What’s it like to have a unique background as a designer on a technical AI research team?
When you're an engineer and immersed in building technology, it's easy to assume everyone has a similar experience to your own — especially when you’re surrounded by peers who share your expertise. The actual user experience is very personal and varies drastically across users and contexts. That particular clarity is what designers bring to the table.
I’ve been able to engage my engineering and research colleagues with simple, people-centered questions right in the very beginning. How are people using an AI tool? What are they learning from it? Who else might be involved in the conversation? Do they have the proficiency we assume they have?
How did you begin designing Data Cards?
This project started when I was working on another visualization toolkit, Facets, to communicate the skews and imbalances within datasets to help machine learning practitioners make informed decisions. At the time, transparency was a moving target. Andrew, Tulsee Doshi and I started to proactively think about fairness in data, and saw a huge gap in the documentation of human decisions that dot a dataset's lifecycle.
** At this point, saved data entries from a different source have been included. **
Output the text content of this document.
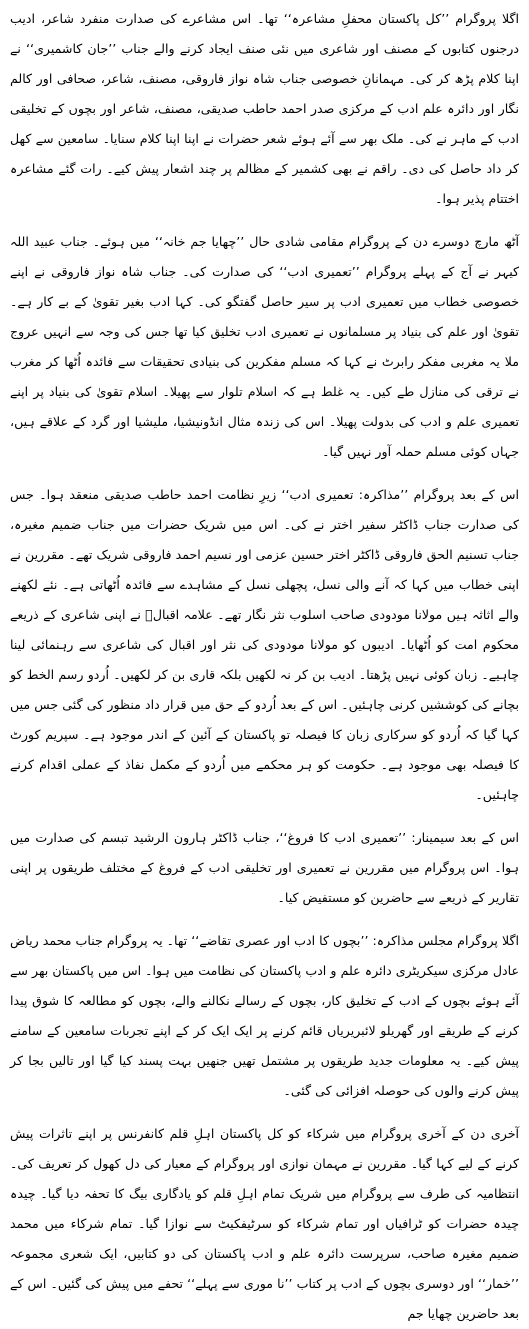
اگلا پروگرام ’’کل پاکستان محفلِ مشاعرہ‘‘ تھا۔ اس مشاعرے کی صدارت منفرد شاعر، ادیب درجنوں کتابوں کے مصنف اور شاعری میں نئی صنف ایجاد کرنے والے جناب ’’جان کاشمیری‘‘ نے اپنا کلام پڑھ کر کی۔ مہمانانِ خصوصی جناب شاہ نواز فاروقی، مصنف، شاعر، صحافی اور کالم نگار اور دائرہ علم ادب کے مرکزی صدر احمد حاطب صدیقی، مصنف، شاعر اور بچوں کے تخلیقی ادب کے ماہر نے کی۔ ملک بھر سے آئے ہوئے شعر حضرات نے اپنا اپنا کلام سنایا۔ سامعین سے کھل کر داد حاصل کی دی۔ راقم نے بھی کشمیر کے مظالم پر چند اشعار پیش کیے۔ رات گئے مشاعرہ اختتام پذیر ہوا۔

آٹھ مارچ دوسرے دن کے پروگرام مقامی شادی حال ’’چھایا جم خانہ‘‘ میں ہوئے۔ جناب عبید اللہ کیہر نے آج کے پہلے پروگرام ’’تعمیری ادب‘‘ کی صدارت کی۔ جناب شاہ نواز فاروقی نے اپنے خصوصی خطاب میں تعمیری ادب پر سیر حاصل گفتگو کی۔ کہا ادب بغیر تقویٰ کے بے کار ہے۔ تقویٰ اور علم کی بنیاد پر مسلمانوں نے تعمیری ادب تخلیق کیا تھا جس کی وجہ سے انہیں عروج ملا یہ مغربی مفکر رابرٹ نے کہا کہ مسلم مفکرین کی بنیادی تحقیقات سے فائدہ اُٹھا کر مغرب نے ترقی کی منازل طے کیں۔ یہ غلط ہے کہ اسلام تلوار سے پھیلا۔ اسلام تقویٰ کی بنیاد پر اپنے تعمیری علم و ادب کی بدولت پھیلا۔ اس کی زندہ مثال انڈونیشیا، ملیشیا اور گرد کے علاقے ہیں، جہاں کوئی مسلم حملہ آور نہیں گیا۔

اس کے بعد پروگرام ’’مذاکرہ: تعمیری ادب‘‘ زیرِ نظامت احمد حاطب صدیقی منعقد ہوا۔ جس کی صدارت جناب ڈاکٹر سفیر اختر نے کی۔ اس میں شریک حضرات میں جناب ضمیم مغیرہ، جناب تسنیم الحق فاروقی ڈاکٹر اختر حسین عزمی اور نسیم احمد فاروقی شریک تھے۔ مقررین نے اپنی خطاب میں کہا کہ آنے والی نسل، پچھلی نسل کے مشاہدے سے فائدہ اُٹھاتی ہے۔ نئے لکھنے والے اثاثہ ہیں مولانا مودودی صاحب اسلوب نثر نگار تھے۔ علامہ اقبالؒ نے اپنی شاعری کے ذریعے محکوم امت کو اُٹھایا۔ ادیبوں کو مولانا مودودی کی نثر اور اقبال کی شاعری سے رہنمائی لینا چاہیے۔ زبان کوئی نہیں پڑھتا۔ ادیب بن کر نہ لکھیں بلکہ قاری بن کر لکھیں۔ اُردو رسم الخط کو بچانے کی کوششیں کرنی چاہئیں۔ اس کے بعد اُردو کے حق میں قرار داد منظور کی گئی جس میں کہا گیا کہ اُردو کو سرکاری زبان کا فیصلہ تو پاکستان کے آئین کے اندر موجود ہے۔ سپریم کورٹ کا فیصلہ بھی موجود ہے۔ حکومت کو ہر محکمے میں اُردو کے مکمل نفاذ کے عملی اقدام کرنے چاہئیں۔

اس کے بعد سیمینار: ’’تعمیری ادب کا فروغ‘‘، جناب ڈاکٹر ہارون الرشید تبسم کی صدارت میں ہوا۔ اس پروگرام میں مقررین نے تعمیری اور تخلیقی ادب کے فروغ کے مختلف طریقوں پر اپنی تقاریر کے ذریعے سے حاضرین کو مستفیض کیا۔

اگلا پروگرام مجلس مذاکرہ: ’’بچوں کا ادب اور عصری تقاضے‘‘ تھا۔ یہ پروگرام جناب محمد ریاض عادل مرکزی سیکریٹری دائرہ علم و ادب پاکستان کی نظامت میں ہوا۔ اس میں پاکستان بھر سے آئے ہوئے بچوں کے ادب کے تخلیق کار، بچوں کے رسالے نکالنے والے، بچوں کو مطالعہ کا شوق پیدا کرنے کے طریقے اور گھریلو لائبریریاں قائم کرنے پر ایک ایک کر کے اپنے تجربات سامعین کے سامنے پیش کیے۔ یہ معلومات جدید طریقوں پر مشتمل تھیں جنھیں بہت پسند کیا گیا اور تالیں بجا کر پیش کرنے والوں کی حوصلہ افزائی کی گئی۔

آخری دن کے آخری پروگرام میں شرکاء کو کل پاکستان اہلِ قلم کانفرنس پر اپنے تاثرات پیش کرنے کے لیے کہا گیا۔ مقررین نے مہمان نوازی اور پروگرام کے معیار کی دل کھول کر تعریف کی۔ انتظامیہ کی طرف سے پروگرام میں شریک تمام اہلِ قلم کو یادگاری بیگ کا تحفہ دیا گیا۔ چیدہ چیدہ حضرات کو ٹرافیاں اور تمام شرکاء کو سرٹیفکیٹ سے نوازا گیا۔ تمام شرکاء میں محمد ضمیم مغیرہ صاحب، سرپرست دائرہ علم و ادب پاکستان کی دو کتابیں، ایک شعری مجموعہ ’’خمار‘‘ اور دوسری بچوں کے ادب پر کتاب ’’نا موری سے پہلے‘‘ تحفے میں پیش کی گئیں۔ اس کے بعد حاضرین چھایا جم
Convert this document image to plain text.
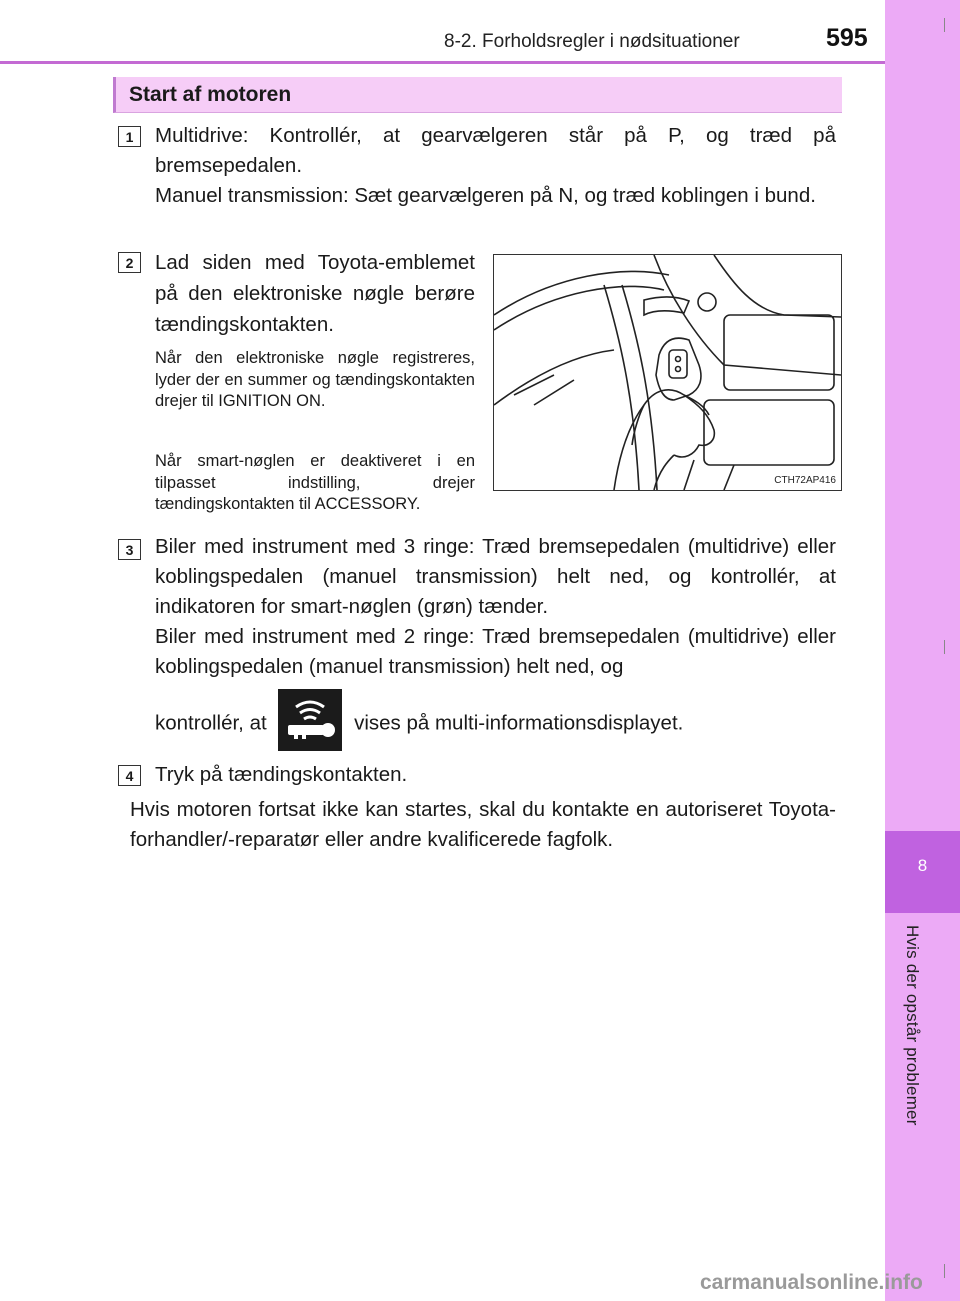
8-2. Forholdsregler i nødsituationer	595
8
Hvis der opstår problemer
Start af motoren
1	Multidrive: Kontrollér, at gearvælgeren står på P, og træd på bremsepedalen.
Manuel transmission: Sæt gearvælgeren på N, og træd koblingen i bund.
2	Lad siden med Toyota-emblemet på den elektroniske nøgle berøre tændingskontakten.
Når den elektroniske nøgle registreres, lyder der en summer og tændingskontakten drejer til IGNITION ON.
Når smart-nøglen er deaktiveret i en tilpasset indstilling, drejer tændingskontakten til ACCESSORY.
CTH72AP416
3	Biler med instrument med 3 ringe: Træd bremsepedalen (multidrive) eller koblingspedalen (manuel transmission) helt ned, og kontrollér, at indikatoren for smart-nøglen (grøn) tænder.
Biler med instrument med 2 ringe: Træd bremsepedalen (multidrive) eller koblingspedalen (manuel transmission) helt ned, og
kontrollér, at	vises på multi-informationsdisplayet.
4	Tryk på tændingskontakten.
Hvis motoren fortsat ikke kan startes, skal du kontakte en autoriseret Toyota-forhandler/-reparatør eller andre kvalificerede fagfolk.
carmanualsonline.info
This “invisible” information shapes how we use data and the outcomes of models trained on them. For example, a model trained on a dataset that captures age in just two or three buckets will have very different outcomes compared to a dataset with ten buckets. The goal of Data Cards is to make both visible and invisible information about datasets available and simple to understand, so people from a variety of backgrounds can knowledgeably make decisions.
As we cover in our FAccT paper, Andrew and Oddur and I arrived at two insights. The first is that identifying what we don’t know about data is just as important as articulating what we do know. In capturing these nuances, it is possible to narrow those knowledge gaps before even collecting data. The second thing that surprised us was the sheer number of people involved in a dataset’s life cycle, and how fragile knowledge is. Context is easily lost in translation both between and within teams, across documents, emails, people and time.
Data Cards stand on the shoulders of giants, like Data Sheets (Gebru, et al.) and Model Cards (Mitchell et al.). We've been immensely lucky to have had the support of many original authors on these seminal papers that have paved our path to FAccT.
Identifying what we don’t know about data is just as important as articulating what we do know.
How do you hope the paper is used across the tech industry?
Imagine a world in which finding verifiable information about the motivations of a dataset’s creators or performance of a model is as easy as learning about the ethical beliefs of a celebrity or the rating of a movie. Our vision for Data Cards is that they become a cultural mainstay — invisible, but their absence would be missed by ML practitioners.
In this paper, we introduce frameworks that other teams can use in their work. Alongside that, we’ve open-sourced the Data Cards Playbook, so we're trying to lower the barrier to access in every way possible.